Évaluation des établissements, attention danger !

L’évaluation des établissements, confiée au Conseil d’évaluation de l’École, est inscrite dans la loi de 2019 dite « pour une École de la confiance ». Chaque établissement a vocation à être évalué tous les 5 ans, c’est donc au final un cycle permanent d’évaluation auquel se livre l’institution avec 20% des établissements évalués chaque année.

Le cadre de l’évaluation affiche « une finalité formative d’amélioration et d’accompagnement ». Mais dans la réalité, elle vise à faire porter à l’établissement la responsabilité des difficultés rencontrées. Elle est extrêmement chronophage pour les équipes et, surtout, complètement déconnectée de la question des moyens.

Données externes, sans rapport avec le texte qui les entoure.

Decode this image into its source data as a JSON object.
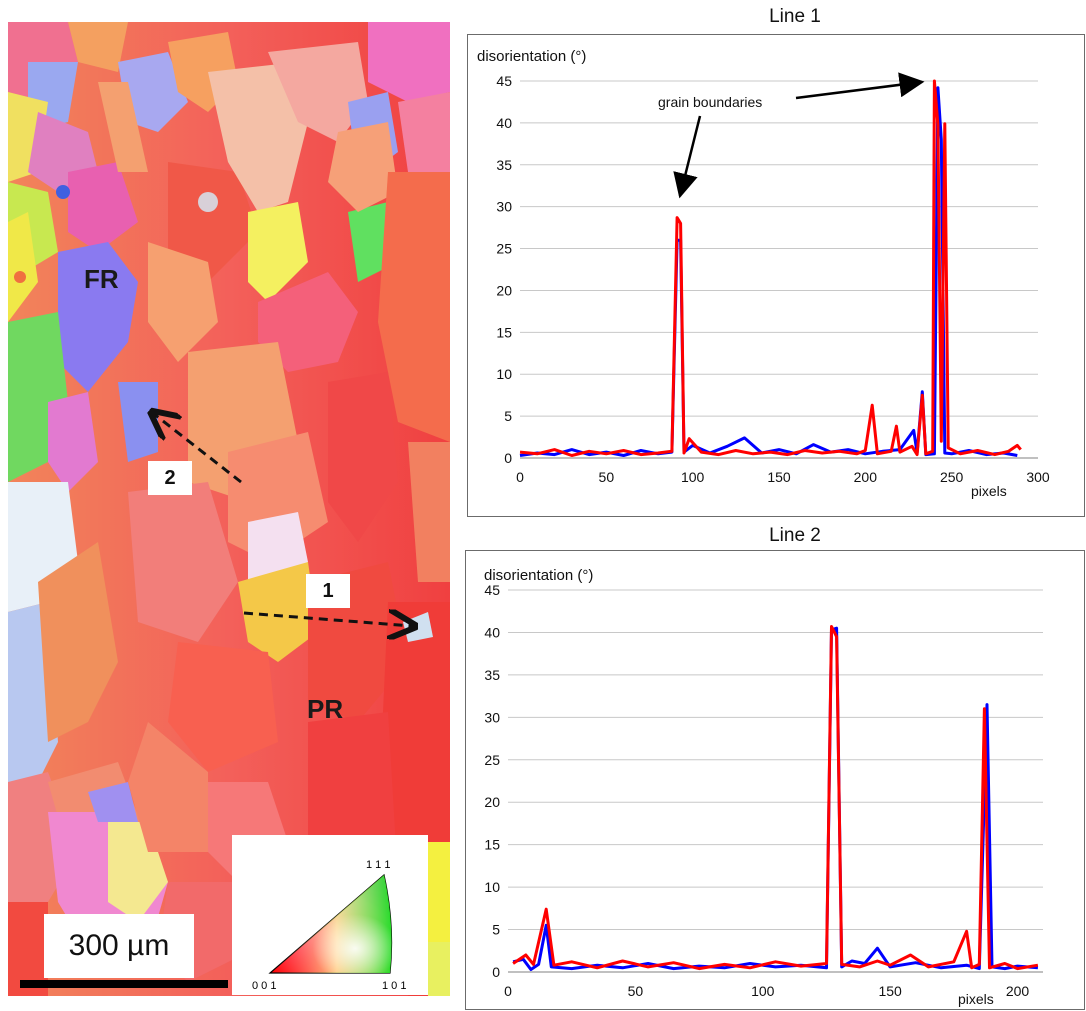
{
  "micrograph": {
    "labels": {
      "fr": "FR",
      "pr": "PR",
      "arrow1": "1",
      "arrow2": "2"
    },
    "scale_bar": "300 µm",
    "ipf_key": {
      "corner_001": "0 0 1",
      "corner_101": "1 0 1",
      "corner_111": "1 1 1"
    }
  },
  "chart_data": [
    {
      "type": "line",
      "title": "Line 1",
      "ylabel": "disorientation (°)",
      "xlabel": "pixels",
      "xlim": [
        0,
        300
      ],
      "ylim": [
        0,
        45
      ],
      "xticks": [
        0,
        50,
        100,
        150,
        200,
        250,
        300
      ],
      "yticks": [
        0,
        5,
        10,
        15,
        20,
        25,
        30,
        35,
        40,
        45
      ],
      "grid": true,
      "annotation": "grain boundaries",
      "series": [
        {
          "color": "#0000ff",
          "points": [
            [
              0,
              0.3
            ],
            [
              10,
              0.6
            ],
            [
              20,
              0.4
            ],
            [
              30,
              1.0
            ],
            [
              40,
              0.4
            ],
            [
              50,
              0.7
            ],
            [
              60,
              0.3
            ],
            [
              70,
              0.9
            ],
            [
              80,
              0.5
            ],
            [
              88,
              0.7
            ],
            [
              91,
              26
            ],
            [
              93,
              26
            ],
            [
              95,
              0.7
            ],
            [
              100,
              1.5
            ],
            [
              110,
              0.6
            ],
            [
              120,
              1.4
            ],
            [
              130,
              2.4
            ],
            [
              140,
              0.6
            ],
            [
              150,
              1.0
            ],
            [
              160,
              0.5
            ],
            [
              170,
              1.6
            ],
            [
              180,
              0.7
            ],
            [
              190,
              1.0
            ],
            [
              200,
              0.5
            ],
            [
              210,
              0.8
            ],
            [
              220,
              1.0
            ],
            [
              228,
              3.3
            ],
            [
              230,
              0.6
            ],
            [
              233,
              7.9
            ],
            [
              235,
              0.4
            ],
            [
              240,
              0.5
            ],
            [
              242,
              44.2
            ],
            [
              244,
              38
            ],
            [
              246,
              0.6
            ],
            [
              250,
              0.5
            ],
            [
              260,
              0.9
            ],
            [
              270,
              0.4
            ],
            [
              280,
              0.6
            ],
            [
              288,
              0.3
            ]
          ]
        },
        {
          "color": "#ff0000",
          "points": [
            [
              0,
              0.7
            ],
            [
              10,
              0.5
            ],
            [
              20,
              1.0
            ],
            [
              30,
              0.3
            ],
            [
              40,
              0.8
            ],
            [
              50,
              0.5
            ],
            [
              60,
              0.9
            ],
            [
              70,
              0.4
            ],
            [
              80,
              0.6
            ],
            [
              88,
              0.8
            ],
            [
              91,
              28.7
            ],
            [
              93,
              28
            ],
            [
              95,
              0.6
            ],
            [
              98,
              2.3
            ],
            [
              105,
              0.7
            ],
            [
              115,
              0.4
            ],
            [
              125,
              0.9
            ],
            [
              135,
              0.5
            ],
            [
              145,
              0.7
            ],
            [
              155,
              0.4
            ],
            [
              165,
              0.9
            ],
            [
              175,
              0.6
            ],
            [
              185,
              0.8
            ],
            [
              195,
              0.5
            ],
            [
              200,
              0.9
            ],
            [
              204,
              6.3
            ],
            [
              207,
              0.5
            ],
            [
              215,
              0.8
            ],
            [
              218,
              3.8
            ],
            [
              220,
              0.7
            ],
            [
              227,
              1.4
            ],
            [
              230,
              0.4
            ],
            [
              233,
              7.5
            ],
            [
              235,
              0.5
            ],
            [
              239,
              0.8
            ],
            [
              240,
              45
            ],
            [
              242,
              39.8
            ],
            [
              244,
              2
            ],
            [
              246,
              39.9
            ],
            [
              248,
              1.2
            ],
            [
              255,
              0.5
            ],
            [
              265,
              0.9
            ],
            [
              275,
              0.4
            ],
            [
              283,
              0.8
            ],
            [
              288,
              1.5
            ],
            [
              290,
              1.0
            ]
          ]
        }
      ]
    },
    {
      "type": "line",
      "title": "Line 2",
      "ylabel": "disorientation (°)",
      "xlabel": "pixels",
      "xlim": [
        0,
        210
      ],
      "ylim": [
        0,
        45
      ],
      "xticks": [
        0,
        50,
        100,
        150,
        200
      ],
      "yticks": [
        0,
        5,
        10,
        15,
        20,
        25,
        30,
        35,
        40,
        45
      ],
      "grid": true,
      "series": [
        {
          "color": "#0000ff",
          "points": [
            [
              2,
              1.2
            ],
            [
              6,
              1.5
            ],
            [
              9,
              0.3
            ],
            [
              12,
              0.9
            ],
            [
              15,
              5.5
            ],
            [
              17,
              0.6
            ],
            [
              25,
              0.4
            ],
            [
              35,
              0.8
            ],
            [
              45,
              0.5
            ],
            [
              55,
              1.0
            ],
            [
              65,
              0.4
            ],
            [
              75,
              0.7
            ],
            [
              85,
              0.5
            ],
            [
              95,
              1.0
            ],
            [
              105,
              0.6
            ],
            [
              115,
              0.8
            ],
            [
              125,
              0.5
            ],
            [
              127,
              40.3
            ],
            [
              129,
              40.5
            ],
            [
              131,
              0.6
            ],
            [
              135,
              1.3
            ],
            [
              140,
              1.0
            ],
            [
              145,
              2.8
            ],
            [
              150,
              0.6
            ],
            [
              160,
              1.1
            ],
            [
              170,
              0.5
            ],
            [
              180,
              0.8
            ],
            [
              185,
              0.4
            ],
            [
              188,
              31.5
            ],
            [
              190,
              0.6
            ],
            [
              195,
              0.4
            ],
            [
              200,
              0.7
            ],
            [
              208,
              0.5
            ]
          ]
        },
        {
          "color": "#ff0000",
          "points": [
            [
              2,
              1.0
            ],
            [
              7,
              2.0
            ],
            [
              10,
              0.9
            ],
            [
              15,
              7.4
            ],
            [
              18,
              0.8
            ],
            [
              25,
              1.2
            ],
            [
              35,
              0.5
            ],
            [
              45,
              1.3
            ],
            [
              55,
              0.6
            ],
            [
              65,
              1.1
            ],
            [
              75,
              0.4
            ],
            [
              85,
              0.9
            ],
            [
              95,
              0.5
            ],
            [
              105,
              1.2
            ],
            [
              115,
              0.7
            ],
            [
              125,
              1.0
            ],
            [
              127,
              40.7
            ],
            [
              129,
              39.5
            ],
            [
              131,
              0.9
            ],
            [
              138,
              0.6
            ],
            [
              145,
              1.3
            ],
            [
              150,
              0.8
            ],
            [
              158,
              2.0
            ],
            [
              165,
              0.6
            ],
            [
              175,
              1.2
            ],
            [
              180,
              4.8
            ],
            [
              182,
              0.5
            ],
            [
              185,
              0.9
            ],
            [
              187,
              31
            ],
            [
              189,
              0.5
            ],
            [
              195,
              1.0
            ],
            [
              200,
              0.4
            ],
            [
              208,
              0.8
            ]
          ]
        }
      ]
    }
  ]
}
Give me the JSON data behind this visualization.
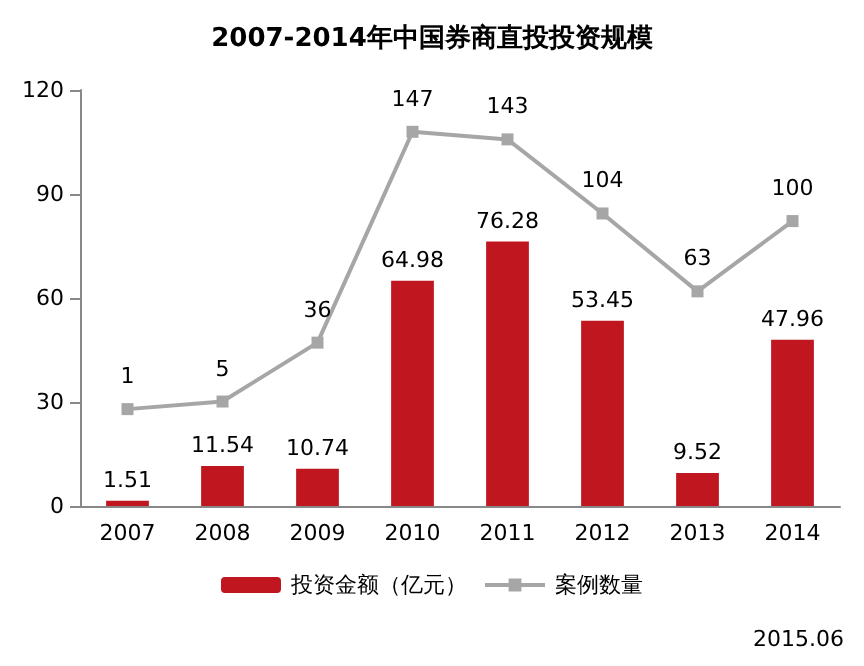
{
  "chart_data": {
    "type": "bar",
    "title": "2007-2014年中国券商直投投资规模",
    "categories": [
      "2007",
      "2008",
      "2009",
      "2010",
      "2011",
      "2012",
      "2013",
      "2014"
    ],
    "series": [
      {
        "name": "投资金额（亿元）",
        "type": "bar",
        "color": "#c0161f",
        "values": [
          1.51,
          11.54,
          10.74,
          64.98,
          76.28,
          53.45,
          9.52,
          47.96
        ]
      },
      {
        "name": "案例数量",
        "type": "line",
        "axis": "y2",
        "color": "#a6a6a6",
        "marker": "square",
        "values": [
          1,
          5,
          36,
          147,
          143,
          104,
          63,
          100
        ]
      }
    ],
    "ylim": [
      0,
      120
    ],
    "yticks": [
      0,
      30,
      60,
      90,
      120
    ],
    "y2lim": [
      -50,
      169
    ],
    "tick_labels": "y",
    "data_labels": true,
    "grid": false,
    "legend": "bottom",
    "annotations": [
      "2015.06"
    ]
  }
}
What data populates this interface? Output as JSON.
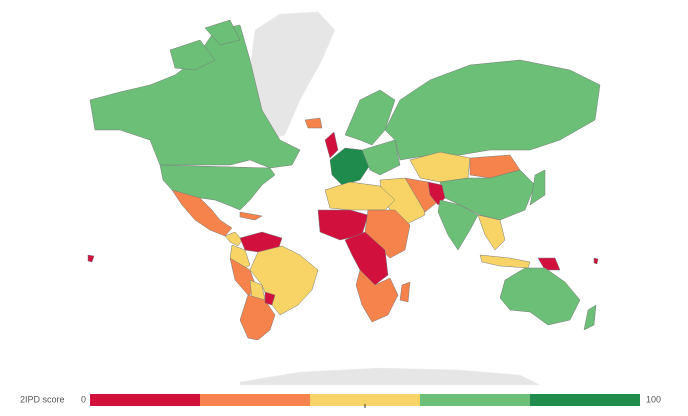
{
  "legend": {
    "title": "2IPD score",
    "min": 0,
    "max": 100,
    "colors": [
      "#d2103e",
      "#f5834b",
      "#f7d465",
      "#6bbf77",
      "#1f8b4c"
    ]
  }
}
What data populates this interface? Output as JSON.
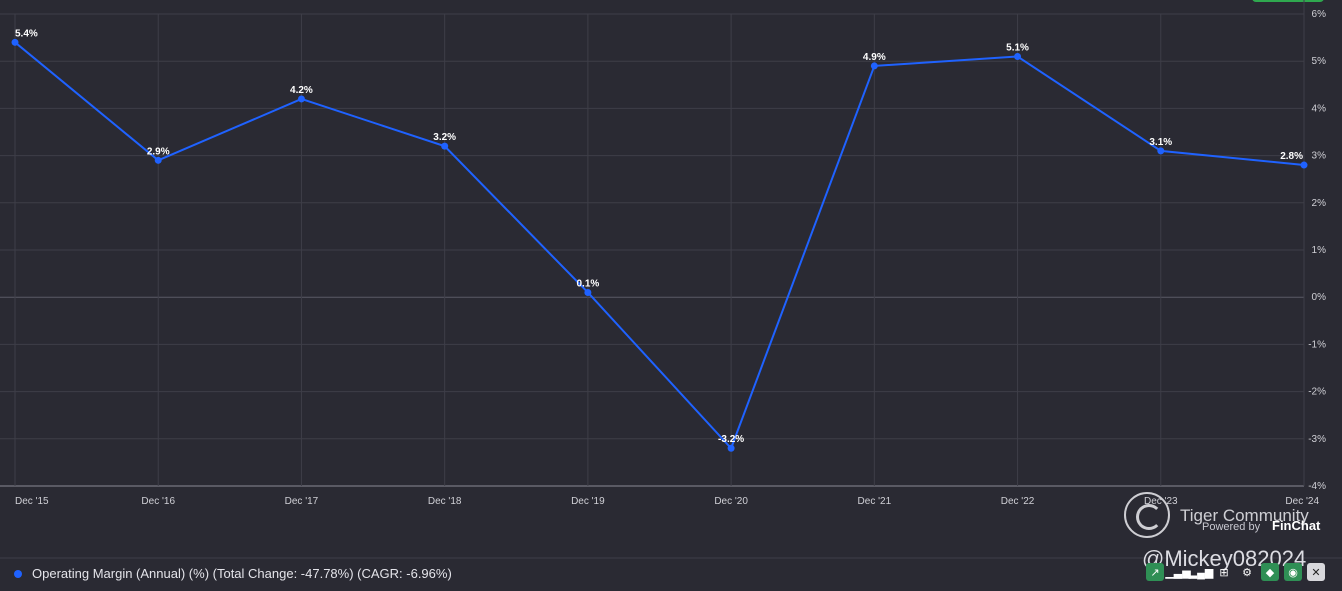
{
  "chart_data": {
    "type": "line",
    "categories": [
      "Dec '15",
      "Dec '16",
      "Dec '17",
      "Dec '18",
      "Dec '19",
      "Dec '20",
      "Dec '21",
      "Dec '22",
      "Dec '23",
      "Dec '24"
    ],
    "series": [
      {
        "name": "Operating Margin (Annual) (%)",
        "values": [
          5.4,
          2.9,
          4.2,
          3.2,
          0.1,
          -3.2,
          4.9,
          5.1,
          3.1,
          2.8
        ],
        "labels": [
          "5.4%",
          "2.9%",
          "4.2%",
          "3.2%",
          "0.1%",
          "-3.2%",
          "4.9%",
          "5.1%",
          "3.1%",
          "2.8%"
        ],
        "color": "#1f62ff"
      }
    ],
    "y_ticks": [
      "6%",
      "5%",
      "4%",
      "3%",
      "2%",
      "1%",
      "0%",
      "-1%",
      "-2%",
      "-3%",
      "-4%"
    ],
    "ylim": [
      -4,
      6
    ],
    "grid": true,
    "legend_position": "bottom-left"
  },
  "legend": {
    "text": "Operating Margin (Annual) (%) (Total Change: -47.78%) (CAGR: -6.96%)"
  },
  "watermark": {
    "brand": "Tiger Community",
    "powered": "Powered by",
    "provider": "FinChat",
    "handle": "@Mickey082024"
  },
  "colors": {
    "background": "#2a2a33",
    "grid": "#3e3e48",
    "line": "#1f62ff"
  },
  "toolbar_icons": [
    "trend-icon",
    "bar-chart-icon",
    "bar-chart-alt-icon",
    "table-icon",
    "gear-icon",
    "tag-icon",
    "eye-icon",
    "close-icon"
  ]
}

On nous demande de faire mieux avec des moyens constamment en baisse.

L’évaluation se déroule en deux temps.
Tout d’abord, une auto-évaluation qui couvre quatre domaines et s’appuie aussi sur les données statistiques de l’établissement. Tous les acteurs sont censés y participer (personnels, parents, élèves) en répondant à des questionnaires ou à des questions plus ouvertes (quels sont les points forts / les points faibles). Attention à ne pas se laisser berner par la dimension participative de la démarche. Il s’agit là d’une méthode particulièrement pernicieuse du nouveau management public, c’est un piège : on nous demande de fixer nous-mêmes des objectifs que l’institution pourra ensuite exiger de nous.
Les personnels n’ont aucune obligation de répondre aux questionnaires et autres « boites à outils » mis à la disposition des directions pour les inciter à participer au dispositif. De même, il ne peut être imposé aux équipes de faire partie du comité de pilotage ou d’assister aux multiples réunions. La participation des collègues ne relève que du volontariat.

A l’issue de la phase d’auto-évaluation, le chef établissement établit un rapport d’auto-évaluation, qui n’est que « communiqué » au CA. C’est l’occasion pour les représentantes des personnels d’exposer leur point de vue sur la démarche.

Une évaluation externe a lieu dans un deuxième temps. Le dossier d’auto-évaluation est remis à une équipe de 3 à 4 évaluateurs (IPR, personnel de direction) qui identifie « les points forts de l’établissement » et repère « ses marges de progrès ». Une visite de l’établissement est prévue. Là encore, il n’y a aucune obligation pour les personnels d’assister à des temps d’entretien individuels ou collectifs. De même, il est prévu toute une série « d’observations », y compris de séquences pédagogiques. Il est évident que l’accord préalable des collègues doit être sollicité pour une observation qui ne relève pas de l’accompagnement individuel ou du rendez-vous de carrière.
A l’issue de la visite, un pré-rapport souligne les points forts de l’établissement ainsi que ceux sur lesquels il est invité à progresser et produit des recommandations. Après une phase d’échange, le rapport final est transmis au chef d’établissement et au CA. Attention, aucun vote n’est requis ! Sinon le rapport deviendrait contraignant et donc dangereux. C’est à nouveau l’occasion pour les personnels de faire entendre leur voix d’autant que l’établissement dispose de 15 jours pour faire part des observations écrites qu’il souhaite apporter et qui seront annexées au rapport définitif.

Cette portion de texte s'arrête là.